Efficient Online Computation of Mean, Median, and Standard Deviation as Continuous Health Tests for HRNGs

Hardware random number generators (HRNGs) underpin the security of cryptographic systems, yet their physical entropy sources are susceptible to degradation, environmental perturbation, and adversarial manipulation. Continuous health testing during operation is therefore mandated by all major certification frameworks, including NIST SP 800-90B and BSI AIS 31. This survey examines the feasibility and efficiency of employing three classical statistical measures—mean, median, and standard deviation—as lightweight online health indicators for HRNG output streams. We ground our analysis in the Hotelling–Solomons inequality |μ − m| ≤ σ, which establishes a distribution-free bound linking these three statistics.
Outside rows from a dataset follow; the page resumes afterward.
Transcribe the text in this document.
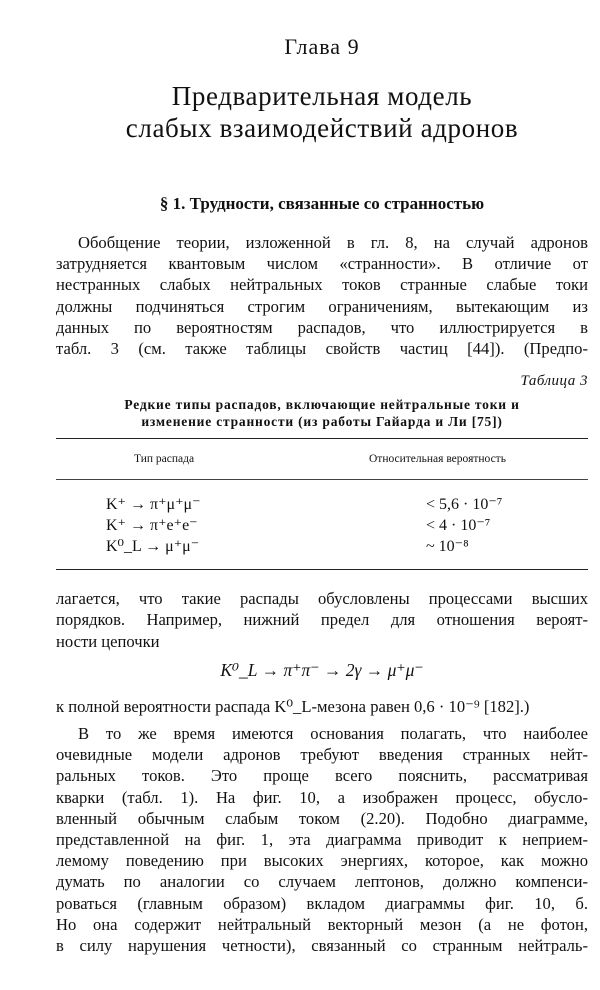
Глава 9
Предварительная модель
слабых взаимодействий адронов
§ 1. Трудности, связанные со странностью
Обобщение теории, изложенной в гл. 8, на случай адронов
затрудняется квантовым числом «странности». В отличие от
нестранных слабых нейтральных токов странные слабые токи
должны подчиняться строгим ограничениям, вытекающим из
данных по вероятностям распадов, что иллюстрируется в
табл. 3 (см. также таблицы свойств частиц [44]). (Предпо-
Таблица 3
Редкие типы распадов, включающие нейтральные токи и
изменение странности (из работы Гайарда и Ли [75])
Тип распада	Относительная вероятность
K⁺ → π⁺μ⁺μ⁻	< 5,6 · 10⁻⁷
K⁺ → π⁺e⁺e⁻	< 4 · 10⁻⁷
K⁰_L → μ⁺μ⁻	~ 10⁻⁸
лагается, что такие распады обусловлены процессами высших
порядков. Например, нижний предел для отношения вероят-
ности цепочки
K⁰_L → π⁺π⁻ → 2γ → μ⁺μ⁻
к полной вероятности распада K⁰_L-мезона равен 0,6 · 10⁻⁹ [182].)
В то же время имеются основания полагать, что наиболее
очевидные модели адронов требуют введения странных нейт-
ральных токов. Это проще всего пояснить, рассматривая
кварки (табл. 1). На фиг. 10, а изображен процесс, обусло-
вленный обычным слабым током (2.20). Подобно диаграмме,
представленной на фиг. 1, эта диаграмма приводит к неприем-
лемому поведению при высоких энергиях, которое, как можно
думать по аналогии со случаем лептонов, должно компенси-
роваться (главным образом) вкладом диаграммы фиг. 10, б.
Но она содержит нейтральный векторный мезон (а не фотон,
в силу нарушения четности), связанный со странным нейтраль-
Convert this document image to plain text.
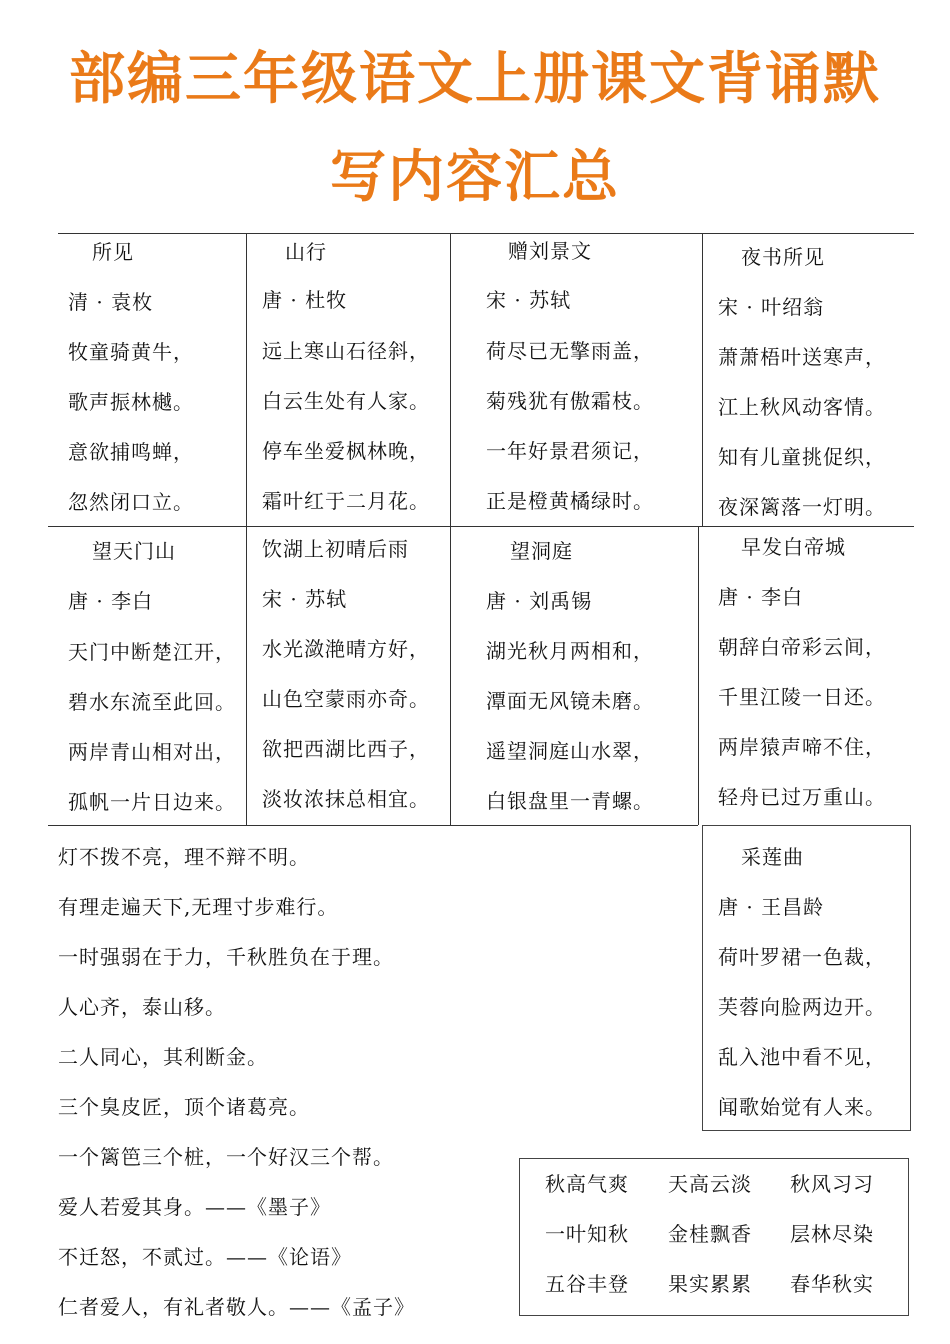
部编三年级语文上册课文背诵默
写内容汇总
所见
清 · 袁枚
牧童骑黄牛，
歌声振林樾。
意欲捕鸣蝉，
忽然闭口立。
山行
唐 · 杜牧
远上寒山石径斜，
白云生处有人家。
停车坐爱枫林晚，
霜叶红于二月花。
赠刘景文
宋 · 苏轼
荷尽已无擎雨盖，
菊残犹有傲霜枝。
一年好景君须记，
正是橙黄橘绿时。
夜书所见
宋 · 叶绍翁
萧萧梧叶送寒声，
江上秋风动客情。
知有儿童挑促织，
夜深篱落一灯明。
望天门山
唐 · 李白
天门中断楚江开，
碧水东流至此回。
两岸青山相对出，
孤帆一片日边来。
饮湖上初晴后雨
宋 · 苏轼
水光潋滟晴方好，
山色空蒙雨亦奇。
欲把西湖比西子，
淡妆浓抹总相宜。
望洞庭
唐 · 刘禹锡
湖光秋月两相和，
潭面无风镜未磨。
遥望洞庭山水翠，
白银盘里一青螺。
早发白帝城
唐 · 李白
朝辞白帝彩云间，
千里江陵一日还。
两岸猿声啼不住，
轻舟已过万重山。
采莲曲
唐 · 王昌龄
荷叶罗裙一色裁，
芙蓉向脸两边开。
乱入池中看不见，
闻歌始觉有人来。
灯不拨不亮，理不辩不明。
有理走遍天下,无理寸步难行。
一时强弱在于力，千秋胜负在于理。
人心齐，泰山移。
二人同心，其利断金。
三个臭皮匠，顶个诸葛亮。
一个篱笆三个桩，一个好汉三个帮。
爱人若爱其身。——《墨子》
不迁怒，不贰过。——《论语》
仁者爱人，有礼者敬人。——《孟子》
秋高气爽 天高云淡 秋风习习
一叶知秋 金桂飘香 层林尽染
五谷丰登 果实累累 春华秋实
We survey efficient streaming algorithms—including Welford’s online variance computation, two-heap sliding-window median structures, and approximate quantile sketches—that enable their computation under the strict throughput and memory constraints of embedded cryptographic modules. We further address numerical stability considerations for long-running deployments processing billions of samples. Our analysis demonstrates that the mean–median–standard deviation triplet, combined with the Hotelling–Solomons bound, provides a complementary health test layer that fills the gap between the minimal repetition count and adaptive proportion tests of SP 800-90B and the comprehensive but offline NIST SP 800-22 statistical test suite.